As president of The Cooper Union for the Advancement of Science and Art, Jay Iselin completed a $50 million capital campaign in 1998 to celebrate the 140th anniversary of the founding of the renowned school.
He enhanced The Cooper Union schools of art, architecture and engineering by creating endowed professorships and added new deans for the arts and humanities faculty. Shortly after his retirement from The Cooper Union he became president of the Marconi International Fellowship Foundation at Columbia University. The foundation supports innovations in telecommunications.
In May 2004, Queen Elizabeth II of England awarded him an honorary Commander of the Order of the British Empire in recognition of his outstanding contribution to British television interests in the U.S. and his services to Cambridge University and the Marshall Scholarships. Iselin served for 20 years on the board of the American Friends of Cambridge University, where he was a Marshall Scholar, and had chaired the New York Marshall Selection Committee since October 2001.
While president of Channel 13, Iselin approved a partnership with Granada Television of Manchester, England, which resulted in a series of Evelyn Waugh’s “Brideshead Revisited.”

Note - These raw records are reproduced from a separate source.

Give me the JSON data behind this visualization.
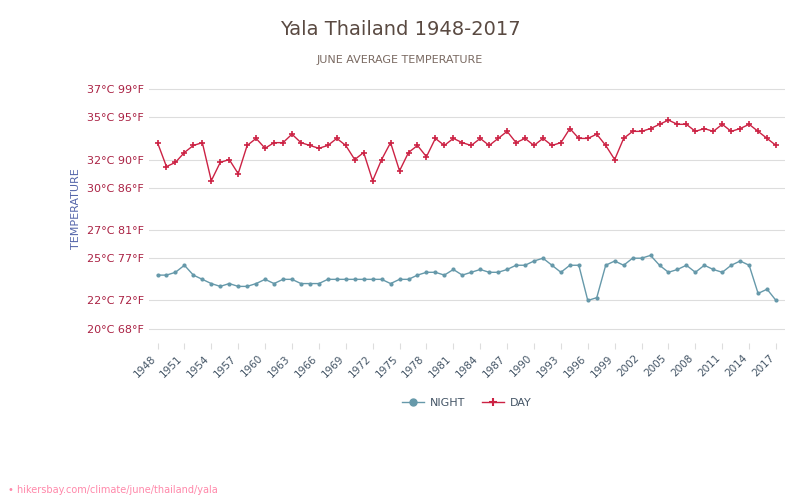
{
  "title": "Yala Thailand 1948-2017",
  "subtitle": "JUNE AVERAGE TEMPERATURE",
  "ylabel": "TEMPERATURE",
  "url": "• hikersbay.com/climate/june/thailand/yala",
  "bg_color": "#ffffff",
  "grid_color": "#dddddd",
  "title_color": "#5a4a42",
  "subtitle_color": "#7a6a62",
  "ylabel_color": "#5566aa",
  "tick_color": "#aa2244",
  "xticklabel_color": "#445566",
  "day_color": "#cc2244",
  "night_color": "#6699aa",
  "url_color": "#ff88aa",
  "ylim_min": 19,
  "ylim_max": 38,
  "yticks_celsius": [
    20,
    22,
    25,
    27,
    30,
    32,
    35,
    37
  ],
  "yticks_fahrenheit": [
    68,
    72,
    77,
    81,
    86,
    90,
    95,
    99
  ],
  "years": [
    1948,
    1949,
    1950,
    1951,
    1952,
    1953,
    1954,
    1955,
    1956,
    1957,
    1958,
    1959,
    1960,
    1961,
    1962,
    1963,
    1964,
    1965,
    1966,
    1967,
    1968,
    1969,
    1970,
    1971,
    1972,
    1973,
    1974,
    1975,
    1976,
    1977,
    1978,
    1979,
    1980,
    1981,
    1982,
    1983,
    1984,
    1985,
    1986,
    1987,
    1988,
    1989,
    1990,
    1991,
    1992,
    1993,
    1994,
    1995,
    1996,
    1997,
    1998,
    1999,
    2000,
    2001,
    2002,
    2003,
    2004,
    2005,
    2006,
    2007,
    2008,
    2009,
    2010,
    2011,
    2012,
    2013,
    2014,
    2015,
    2016,
    2017
  ],
  "day_temps": [
    33.2,
    31.5,
    31.8,
    32.5,
    33.0,
    33.2,
    30.5,
    31.8,
    32.0,
    31.0,
    33.0,
    33.5,
    32.8,
    33.2,
    33.2,
    33.8,
    33.2,
    33.0,
    32.8,
    33.0,
    33.5,
    33.0,
    32.0,
    32.5,
    30.5,
    32.0,
    33.2,
    31.2,
    32.5,
    33.0,
    32.2,
    33.5,
    33.0,
    33.5,
    33.2,
    33.0,
    33.5,
    33.0,
    33.5,
    34.0,
    33.2,
    33.5,
    33.0,
    33.5,
    33.0,
    33.2,
    34.2,
    33.5,
    33.5,
    33.8,
    33.0,
    32.0,
    33.5,
    34.0,
    34.0,
    34.2,
    34.5,
    34.8,
    34.5,
    34.5,
    34.0,
    34.2,
    34.0,
    34.5,
    34.0,
    34.2,
    34.5,
    34.0,
    33.5,
    33.0
  ],
  "night_temps": [
    23.8,
    23.8,
    24.0,
    24.5,
    23.8,
    23.5,
    23.2,
    23.0,
    23.2,
    23.0,
    23.0,
    23.2,
    23.5,
    23.2,
    23.5,
    23.5,
    23.2,
    23.2,
    23.2,
    23.5,
    23.5,
    23.5,
    23.5,
    23.5,
    23.5,
    23.5,
    23.2,
    23.5,
    23.5,
    23.8,
    24.0,
    24.0,
    23.8,
    24.2,
    23.8,
    24.0,
    24.2,
    24.0,
    24.0,
    24.2,
    24.5,
    24.5,
    24.8,
    25.0,
    24.5,
    24.0,
    24.5,
    24.5,
    22.0,
    22.2,
    24.5,
    24.8,
    24.5,
    25.0,
    25.0,
    25.2,
    24.5,
    24.0,
    24.2,
    24.5,
    24.0,
    24.5,
    24.2,
    24.0,
    24.5,
    24.8,
    24.5,
    22.5,
    22.8,
    22.0
  ]
}
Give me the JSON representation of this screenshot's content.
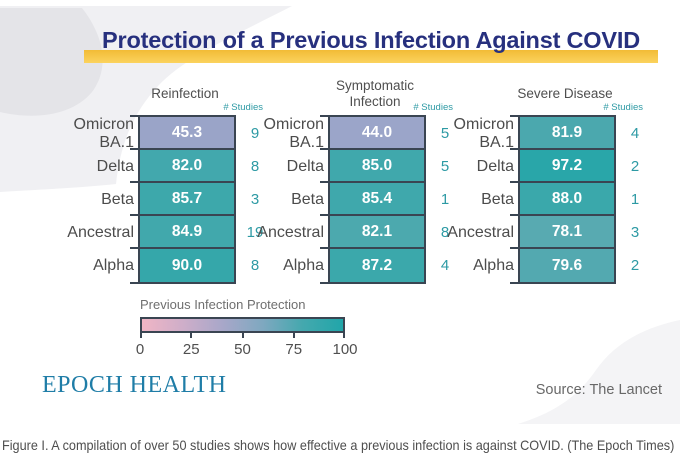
{
  "header": {
    "title": "Protection of a Previous Infection Against COVID"
  },
  "chart_data": {
    "type": "heatmap",
    "title": "Protection of a Previous Infection Against COVID",
    "row_labels": [
      "Omicron BA.1",
      "Delta",
      "Beta",
      "Ancestral",
      "Alpha"
    ],
    "value_range": [
      0,
      100
    ],
    "studies_header": "# Studies",
    "panels": [
      {
        "title": "Reinfection",
        "values": [
          45.3,
          82.0,
          85.7,
          84.9,
          90.0
        ],
        "studies": [
          9,
          8,
          3,
          19,
          8
        ],
        "cell_colors": [
          "#9aa4c8",
          "#42a8ad",
          "#3da8ab",
          "#41a8ac",
          "#35a7aa"
        ]
      },
      {
        "title": "Symptomatic Infection",
        "values": [
          44.0,
          85.0,
          85.4,
          82.1,
          87.2
        ],
        "studies": [
          5,
          5,
          1,
          8,
          4
        ],
        "cell_colors": [
          "#9ba5c9",
          "#40a8ac",
          "#3fa8ac",
          "#4ca9ae",
          "#3ba8ab"
        ]
      },
      {
        "title": "Severe Disease",
        "values": [
          81.9,
          97.2,
          88.0,
          78.1,
          79.6
        ],
        "studies": [
          4,
          2,
          1,
          3,
          2
        ],
        "cell_colors": [
          "#4ba8ae",
          "#29a6a9",
          "#3aa8ab",
          "#58aab1",
          "#53a9b0"
        ]
      }
    ],
    "colorbar": {
      "label": "Previous Infection Protection",
      "ticks": [
        "0",
        "25",
        "50",
        "75",
        "100"
      ],
      "gradient": [
        "#f0b5c5",
        "#cfaec9",
        "#a8a7c9",
        "#7fa8c0",
        "#44a8ae",
        "#21a6a9"
      ]
    },
    "legend_position": "bottom-left",
    "grid": false
  },
  "footer": {
    "brand": "EPOCH HEALTH",
    "source": "Source: The Lancet"
  },
  "caption": "Figure I. A compilation of over 50 studies shows how effective a previous infection is against COVID. (The Epoch Times)",
  "colors": {
    "title_text": "#27307e",
    "title_highlight": "#f7c544",
    "studies_text": "#2d9aa4",
    "cell_border": "#3a4552",
    "row_label": "#4c4c4c",
    "value_text": "#ffffff",
    "omicron_cell": "#9aa4c8",
    "teal_cell": "#3aa8ab",
    "brand_text": "#1f7da7",
    "source_text": "#686868",
    "caption_text": "#4e4e4e"
  }
}
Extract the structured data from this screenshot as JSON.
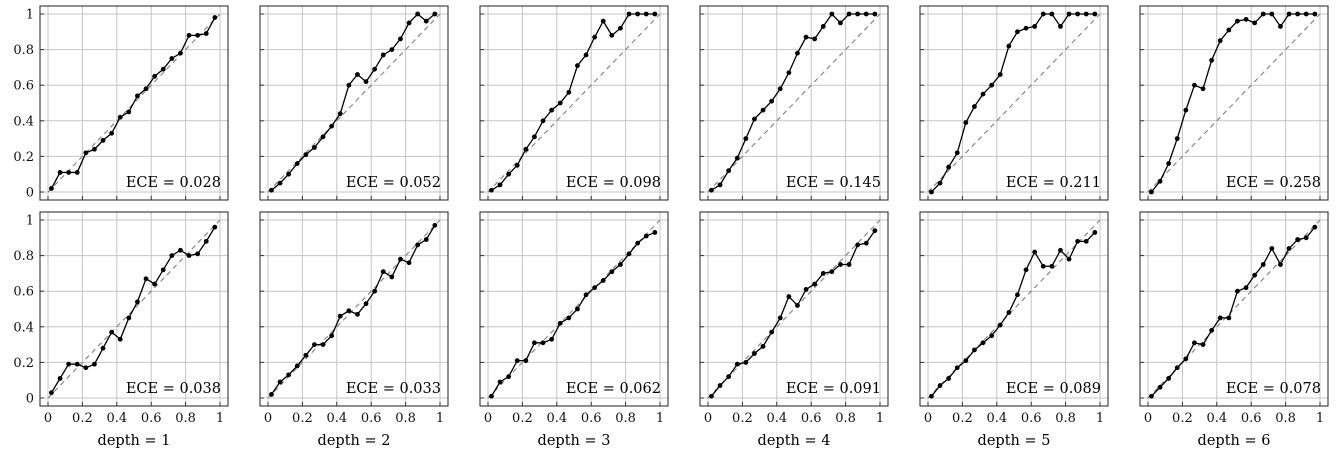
{
  "chart_data": {
    "type": "line",
    "axes": {
      "xlim": [
        0,
        1
      ],
      "ylim": [
        0,
        1
      ],
      "xticks": [
        "0",
        "0.2",
        "0.4",
        "0.6",
        "0.8",
        "1"
      ],
      "yticks": [
        "0",
        "0.2",
        "0.4",
        "0.6",
        "0.8",
        "1"
      ],
      "grid": true,
      "reference_line": "y = x (dashed)"
    },
    "columns": [
      {
        "label": "depth = 1"
      },
      {
        "label": "depth = 2"
      },
      {
        "label": "depth = 3"
      },
      {
        "label": "depth = 4"
      },
      {
        "label": "depth = 5"
      },
      {
        "label": "depth = 6"
      }
    ],
    "panels": [
      {
        "row": 0,
        "col": 0,
        "ece": "ECE = 0.028",
        "x": [
          0.02,
          0.07,
          0.12,
          0.17,
          0.22,
          0.27,
          0.32,
          0.37,
          0.42,
          0.47,
          0.52,
          0.57,
          0.62,
          0.67,
          0.72,
          0.77,
          0.82,
          0.87,
          0.92,
          0.97
        ],
        "y": [
          0.02,
          0.11,
          0.11,
          0.11,
          0.22,
          0.24,
          0.29,
          0.33,
          0.42,
          0.45,
          0.54,
          0.58,
          0.65,
          0.69,
          0.75,
          0.78,
          0.88,
          0.88,
          0.89,
          0.98
        ]
      },
      {
        "row": 0,
        "col": 1,
        "ece": "ECE = 0.052",
        "x": [
          0.02,
          0.07,
          0.12,
          0.17,
          0.22,
          0.27,
          0.32,
          0.37,
          0.42,
          0.47,
          0.52,
          0.57,
          0.62,
          0.67,
          0.72,
          0.77,
          0.82,
          0.87,
          0.92,
          0.97
        ],
        "y": [
          0.01,
          0.05,
          0.1,
          0.16,
          0.21,
          0.25,
          0.31,
          0.37,
          0.44,
          0.6,
          0.66,
          0.62,
          0.69,
          0.77,
          0.8,
          0.86,
          0.95,
          1.0,
          0.96,
          1.0
        ]
      },
      {
        "row": 0,
        "col": 2,
        "ece": "ECE = 0.098",
        "x": [
          0.02,
          0.07,
          0.12,
          0.17,
          0.22,
          0.27,
          0.32,
          0.37,
          0.42,
          0.47,
          0.52,
          0.57,
          0.62,
          0.67,
          0.72,
          0.77,
          0.82,
          0.87,
          0.92,
          0.97
        ],
        "y": [
          0.01,
          0.04,
          0.1,
          0.15,
          0.24,
          0.31,
          0.4,
          0.46,
          0.5,
          0.56,
          0.71,
          0.77,
          0.87,
          0.96,
          0.88,
          0.92,
          1.0,
          1.0,
          1.0,
          1.0
        ]
      },
      {
        "row": 0,
        "col": 3,
        "ece": "ECE = 0.145",
        "x": [
          0.02,
          0.07,
          0.12,
          0.17,
          0.22,
          0.27,
          0.32,
          0.37,
          0.42,
          0.47,
          0.52,
          0.57,
          0.62,
          0.67,
          0.72,
          0.77,
          0.82,
          0.87,
          0.92,
          0.97
        ],
        "y": [
          0.01,
          0.04,
          0.12,
          0.19,
          0.3,
          0.41,
          0.46,
          0.51,
          0.58,
          0.67,
          0.78,
          0.87,
          0.86,
          0.93,
          1.0,
          0.95,
          1.0,
          1.0,
          1.0,
          1.0
        ]
      },
      {
        "row": 0,
        "col": 4,
        "ece": "ECE = 0.211",
        "x": [
          0.02,
          0.07,
          0.12,
          0.17,
          0.22,
          0.27,
          0.32,
          0.37,
          0.42,
          0.47,
          0.52,
          0.57,
          0.62,
          0.67,
          0.72,
          0.77,
          0.82,
          0.87,
          0.92,
          0.97
        ],
        "y": [
          0.0,
          0.05,
          0.14,
          0.22,
          0.39,
          0.48,
          0.55,
          0.6,
          0.66,
          0.82,
          0.9,
          0.92,
          0.93,
          1.0,
          1.0,
          0.93,
          1.0,
          1.0,
          1.0,
          1.0
        ]
      },
      {
        "row": 0,
        "col": 5,
        "ece": "ECE = 0.258",
        "x": [
          0.02,
          0.07,
          0.12,
          0.17,
          0.22,
          0.27,
          0.32,
          0.37,
          0.42,
          0.47,
          0.52,
          0.57,
          0.62,
          0.67,
          0.72,
          0.77,
          0.82,
          0.87,
          0.92,
          0.97
        ],
        "y": [
          0.0,
          0.06,
          0.16,
          0.3,
          0.46,
          0.6,
          0.58,
          0.74,
          0.85,
          0.91,
          0.96,
          0.97,
          0.95,
          1.0,
          1.0,
          0.93,
          1.0,
          1.0,
          1.0,
          1.0
        ]
      },
      {
        "row": 1,
        "col": 0,
        "ece": "ECE = 0.038",
        "x": [
          0.02,
          0.07,
          0.12,
          0.17,
          0.22,
          0.27,
          0.32,
          0.37,
          0.42,
          0.47,
          0.52,
          0.57,
          0.62,
          0.67,
          0.72,
          0.77,
          0.82,
          0.87,
          0.92,
          0.97
        ],
        "y": [
          0.03,
          0.11,
          0.19,
          0.19,
          0.17,
          0.19,
          0.28,
          0.37,
          0.33,
          0.45,
          0.54,
          0.67,
          0.64,
          0.72,
          0.8,
          0.83,
          0.8,
          0.81,
          0.88,
          0.96
        ]
      },
      {
        "row": 1,
        "col": 1,
        "ece": "ECE = 0.033",
        "x": [
          0.02,
          0.07,
          0.12,
          0.17,
          0.22,
          0.27,
          0.32,
          0.37,
          0.42,
          0.47,
          0.52,
          0.57,
          0.62,
          0.67,
          0.72,
          0.77,
          0.82,
          0.87,
          0.92,
          0.97
        ],
        "y": [
          0.02,
          0.09,
          0.13,
          0.18,
          0.24,
          0.3,
          0.3,
          0.35,
          0.46,
          0.49,
          0.47,
          0.53,
          0.6,
          0.71,
          0.68,
          0.78,
          0.76,
          0.86,
          0.89,
          0.97
        ]
      },
      {
        "row": 1,
        "col": 2,
        "ece": "ECE = 0.062",
        "x": [
          0.02,
          0.07,
          0.12,
          0.17,
          0.22,
          0.27,
          0.32,
          0.37,
          0.42,
          0.47,
          0.52,
          0.57,
          0.62,
          0.67,
          0.72,
          0.77,
          0.82,
          0.87,
          0.92,
          0.97
        ],
        "y": [
          0.01,
          0.09,
          0.12,
          0.21,
          0.21,
          0.31,
          0.31,
          0.33,
          0.42,
          0.45,
          0.5,
          0.58,
          0.62,
          0.66,
          0.71,
          0.75,
          0.81,
          0.87,
          0.91,
          0.93
        ]
      },
      {
        "row": 1,
        "col": 3,
        "ece": "ECE = 0.091",
        "x": [
          0.02,
          0.07,
          0.12,
          0.17,
          0.22,
          0.27,
          0.32,
          0.37,
          0.42,
          0.47,
          0.52,
          0.57,
          0.62,
          0.67,
          0.72,
          0.77,
          0.82,
          0.87,
          0.92,
          0.97
        ],
        "y": [
          0.01,
          0.07,
          0.12,
          0.19,
          0.2,
          0.25,
          0.29,
          0.37,
          0.45,
          0.57,
          0.52,
          0.61,
          0.64,
          0.7,
          0.71,
          0.75,
          0.75,
          0.86,
          0.87,
          0.94
        ]
      },
      {
        "row": 1,
        "col": 4,
        "ece": "ECE = 0.089",
        "x": [
          0.02,
          0.07,
          0.12,
          0.17,
          0.22,
          0.27,
          0.32,
          0.37,
          0.42,
          0.47,
          0.52,
          0.57,
          0.62,
          0.67,
          0.72,
          0.77,
          0.82,
          0.87,
          0.92,
          0.97
        ],
        "y": [
          0.01,
          0.07,
          0.11,
          0.17,
          0.21,
          0.27,
          0.31,
          0.35,
          0.41,
          0.48,
          0.58,
          0.72,
          0.82,
          0.74,
          0.74,
          0.83,
          0.78,
          0.88,
          0.88,
          0.93
        ]
      },
      {
        "row": 1,
        "col": 5,
        "ece": "ECE = 0.078",
        "x": [
          0.02,
          0.07,
          0.12,
          0.17,
          0.22,
          0.27,
          0.32,
          0.37,
          0.42,
          0.47,
          0.52,
          0.57,
          0.62,
          0.67,
          0.72,
          0.77,
          0.82,
          0.87,
          0.92,
          0.97
        ],
        "y": [
          0.01,
          0.06,
          0.11,
          0.17,
          0.22,
          0.31,
          0.3,
          0.38,
          0.45,
          0.45,
          0.6,
          0.62,
          0.69,
          0.75,
          0.84,
          0.75,
          0.84,
          0.89,
          0.9,
          0.96
        ]
      }
    ]
  }
}
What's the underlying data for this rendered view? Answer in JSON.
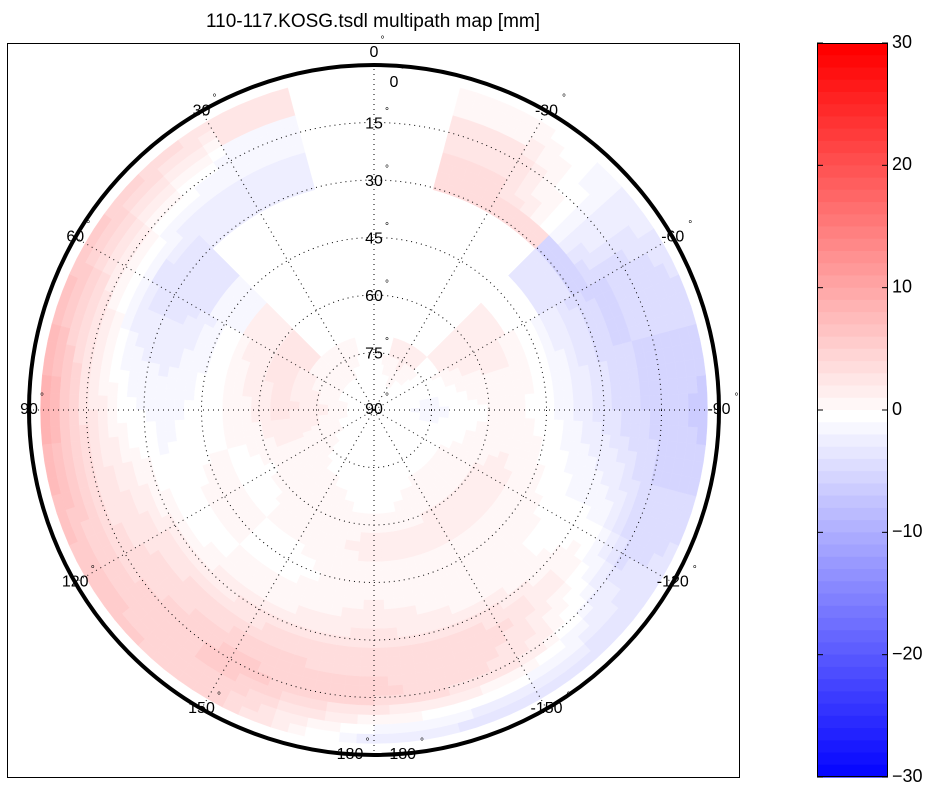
{
  "chart_data": {
    "type": "heatmap",
    "projection": "polar skyplot (azimuth clockwise-negative, 0 at top; radius = 90 - elevation)",
    "title": "110-117.KOSG.tsdl multipath map [mm]",
    "azimuth_tick_labels": [
      "0",
      "30",
      "60",
      "90",
      "120",
      "150",
      "180",
      "-150",
      "-120",
      "-90",
      "-60",
      "-30",
      "-180"
    ],
    "azimuth_tick_values": [
      0,
      30,
      60,
      90,
      120,
      150,
      180,
      -150,
      -120,
      -90,
      -60,
      -30,
      -180
    ],
    "elevation_tick_labels": [
      "0",
      "15",
      "30",
      "45",
      "60",
      "75",
      "90"
    ],
    "elevation_tick_values": [
      0,
      15,
      30,
      45,
      60,
      75,
      90
    ],
    "grid": true,
    "colorbar": {
      "range": [
        -30,
        30
      ],
      "ticks": [
        30,
        20,
        10,
        0,
        -10,
        -20,
        -30
      ],
      "tick_labels": [
        "30",
        "20",
        "10",
        "0",
        "−10",
        "−20",
        "−30"
      ],
      "colormap": "blue-white-red",
      "low_color": "#0000ff",
      "mid_color": "#ffffff",
      "high_color": "#ff0000",
      "placement": "right"
    },
    "grid_azimuth_centers": [
      0,
      30,
      60,
      90,
      120,
      150,
      180,
      -150,
      -120,
      -90,
      -60,
      -30
    ],
    "grid_elevation_centers": [
      5,
      15,
      25,
      35,
      45,
      55,
      65,
      75,
      85
    ],
    "values_mm": [
      [
        null,
        null,
        null,
        null,
        null,
        null,
        null,
        0,
        0
      ],
      [
        3,
        -1,
        -2,
        null,
        null,
        null,
        null,
        1,
        0
      ],
      [
        6,
        2,
        -3,
        -3,
        -1,
        2,
        3,
        1,
        0
      ],
      [
        9,
        3,
        0,
        -1,
        0,
        1,
        3,
        2,
        0
      ],
      [
        6,
        4,
        3,
        0,
        1,
        0,
        1,
        1,
        0
      ],
      [
        5,
        6,
        4,
        1,
        0,
        1,
        1,
        0,
        0
      ],
      [
        -2,
        5,
        4,
        2,
        1,
        2,
        0,
        0,
        0
      ],
      [
        -3,
        3,
        4,
        1,
        1,
        2,
        1,
        0,
        0
      ],
      [
        -3,
        -4,
        0,
        0,
        1,
        2,
        1,
        0,
        0
      ],
      [
        -6,
        -5,
        -4,
        -2,
        0,
        1,
        0,
        -1,
        0
      ],
      [
        -3,
        -4,
        -5,
        -3,
        0,
        2,
        2,
        0,
        0
      ],
      [
        1,
        3,
        4,
        null,
        null,
        null,
        null,
        2,
        0
      ]
    ],
    "min_elevation_mm_data": 3
  }
}
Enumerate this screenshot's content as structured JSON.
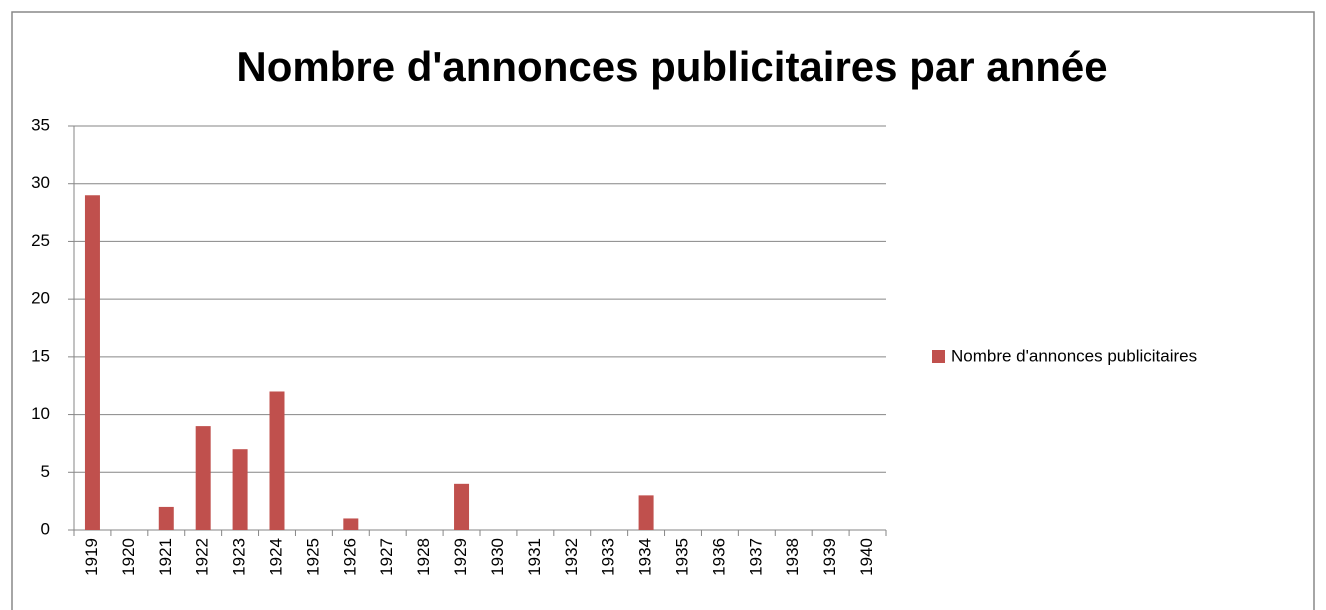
{
  "chart_data": {
    "type": "bar",
    "title": "Nombre d'annonces publicitaires par année",
    "categories": [
      "1919",
      "1920",
      "1921",
      "1922",
      "1923",
      "1924",
      "1925",
      "1926",
      "1927",
      "1928",
      "1929",
      "1930",
      "1931",
      "1932",
      "1933",
      "1934",
      "1935",
      "1936",
      "1937",
      "1938",
      "1939",
      "1940"
    ],
    "series": [
      {
        "name": "Nombre d'annonces publicitaires",
        "color": "#c0504d",
        "values": [
          29,
          0,
          2,
          9,
          7,
          12,
          0,
          1,
          0,
          0,
          4,
          0,
          0,
          0,
          0,
          3,
          0,
          0,
          0,
          0,
          0,
          0
        ]
      }
    ],
    "ylim": [
      0,
      35
    ],
    "yticks": [
      0,
      5,
      10,
      15,
      20,
      25,
      30,
      35
    ],
    "grid": true,
    "legend": "right"
  }
}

In the early 1960s he worked as a reporter for Newsweek covering the Justice Department under Robert Kennedy and later became national affairs editor for the magazine. He then joined Harper & Row, the book publishers.
He joined WNET as general manager in 1971. While he was there, the annual budget increased from $15 million to $80 million and the station became the leading producer of programming for the Public Broadcasting Service, an organization of about 300 noncommercial stations. Under Iselin, Channel 13 originated successful programs, including “Great Performances,” “Nature,” “Live From Lincoln Center” and “The MacNeil/Lehrer NewsHour.”
A descendant of John Jay, the first chief justice of the U.S., Iselin graduated from Harvard and went to Cambridge where he earned a master’s degree, later earning a Ph.D. from Harvard.
He was born in Greenville, S.C., the son of Fanny Humphreys and William J. Iselin, a banker.
In addition to his wife of 51 years, Lea, two brothers, two sisters and five children and 13 grandchildren survive.